We then recommend, design or redesign that information delivery, be that adopting new channels, formats, presentation styles, or just tweaking the odd word. Because ensuring information is accessible, useful and actionable is a big part of how we improve experience and, through the amazing symmetry of customer experience and business outcomes, deliver better results for our clients.
At root the analysis is pretty simple.
We assess whether the result of engaging with what is being provided is likely to be confusion or confidence for the customer. In our experience these two markers are the strongest indicators of whether a negative or positive experience is going to be created.
Though the question at the heart of the assessment is simple there are lots and lots of questions that might need to be asked to confidently answer it.
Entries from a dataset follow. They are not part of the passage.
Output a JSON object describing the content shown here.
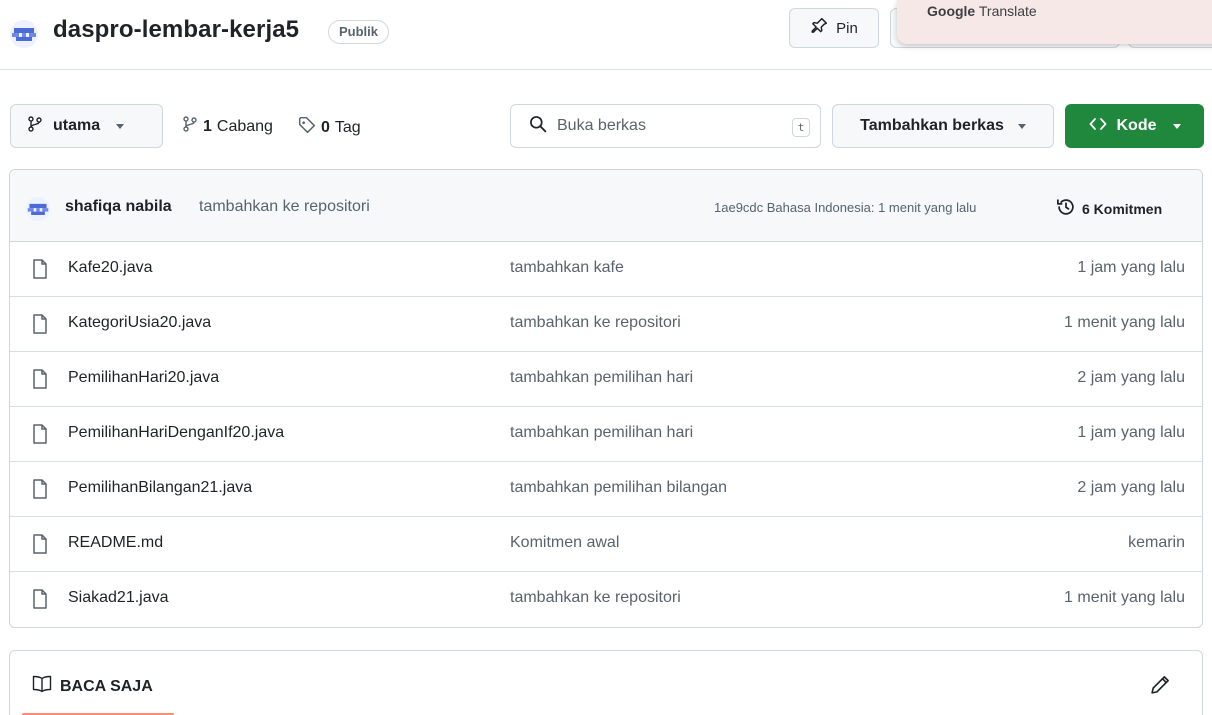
{
  "repo": {
    "name": "daspro-lembar-kerja5",
    "visibility": "Publik",
    "pin_label": "Pin"
  },
  "google_translate": {
    "brand": "Google",
    "product": "Translate"
  },
  "toolbar": {
    "branch_name": "utama",
    "branch_count": "1",
    "branch_label": "Cabang",
    "tag_count": "0",
    "tag_label": "Tag",
    "search_placeholder": "Buka berkas",
    "search_shortcut": "t",
    "add_file_label": "Tambahkan berkas",
    "code_label": "Kode"
  },
  "latest_commit": {
    "author": "shafiqa nabila",
    "message": "tambahkan ke repositori",
    "meta": "1ae9cdc Bahasa Indonesia: 1 menit yang lalu",
    "commit_count": "6 Komitmen"
  },
  "files": [
    {
      "name": "Kafe20.java",
      "commit": "tambahkan kafe",
      "time": "1 jam yang lalu"
    },
    {
      "name": "KategoriUsia20.java",
      "commit": "tambahkan ke repositori",
      "time": "1 menit yang lalu"
    },
    {
      "name": "PemilihanHari20.java",
      "commit": "tambahkan pemilihan hari",
      "time": "2 jam yang lalu"
    },
    {
      "name": "PemilihanHariDenganIf20.java",
      "commit": "tambahkan pemilihan hari",
      "time": "1 jam yang lalu"
    },
    {
      "name": "PemilihanBilangan21.java",
      "commit": "tambahkan pemilihan bilangan",
      "time": "2 jam yang lalu"
    },
    {
      "name": "README.md",
      "commit": "Komitmen awal",
      "time": "kemarin"
    },
    {
      "name": "Siakad21.java",
      "commit": "tambahkan ke repositori",
      "time": "1 menit yang lalu"
    }
  ],
  "readme": {
    "tab_label": "BACA SAJA"
  },
  "colors": {
    "primary_green": "#1f883d",
    "readme_underline": "#fd8c73",
    "muted_text": "#59636e"
  }
}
Can the customer understand what they are being told? Do they understand what they are being asked to do? Do they understand their next action? Do they understand what will happen next? Does the presentation match the context they are in? Does the content reflect their likely emotional state? And on, and on, and on.
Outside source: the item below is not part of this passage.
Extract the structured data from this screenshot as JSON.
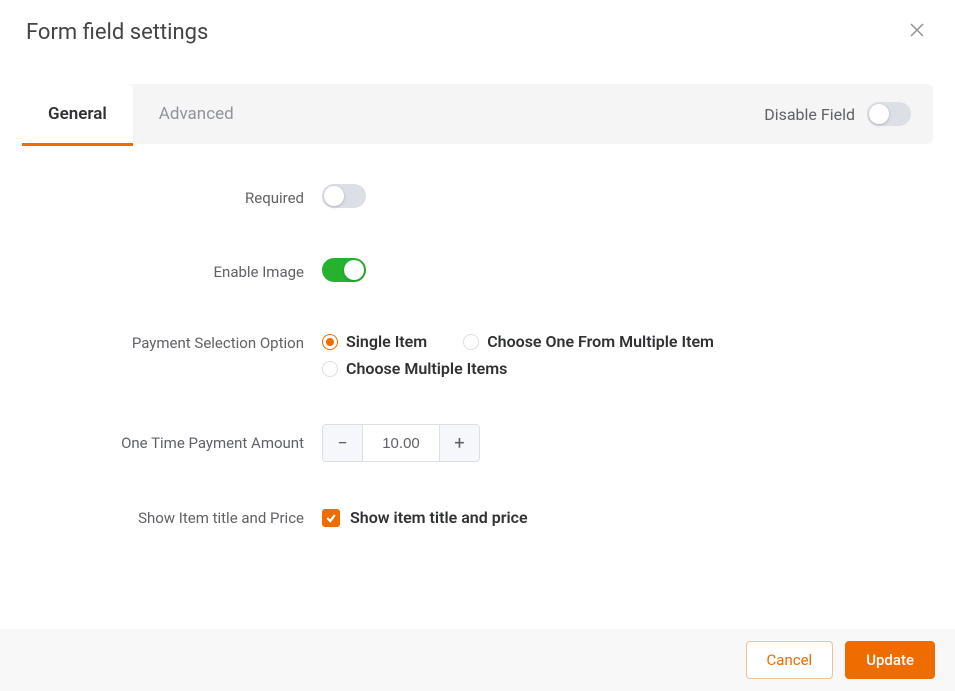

If your business can answer yes to these sort of questions then your customer is almost certainly getting good information, will be able to set appropriate expectations and will have a positive experience. If you can’t, then you are going to end up with frustrated, confused, unhappy and potentially angry customers.
Within your business you probably know the answer, it’s just a question you haven’t explicitly been asked before. So ask it, across your business, do your interactions provide confidence or confusion to your customers?
Assessing your customer experience really is that simple. Of course, what you need to do to fix it might not be.
“I have made this longer than usual because I have not had time to make it shorter.”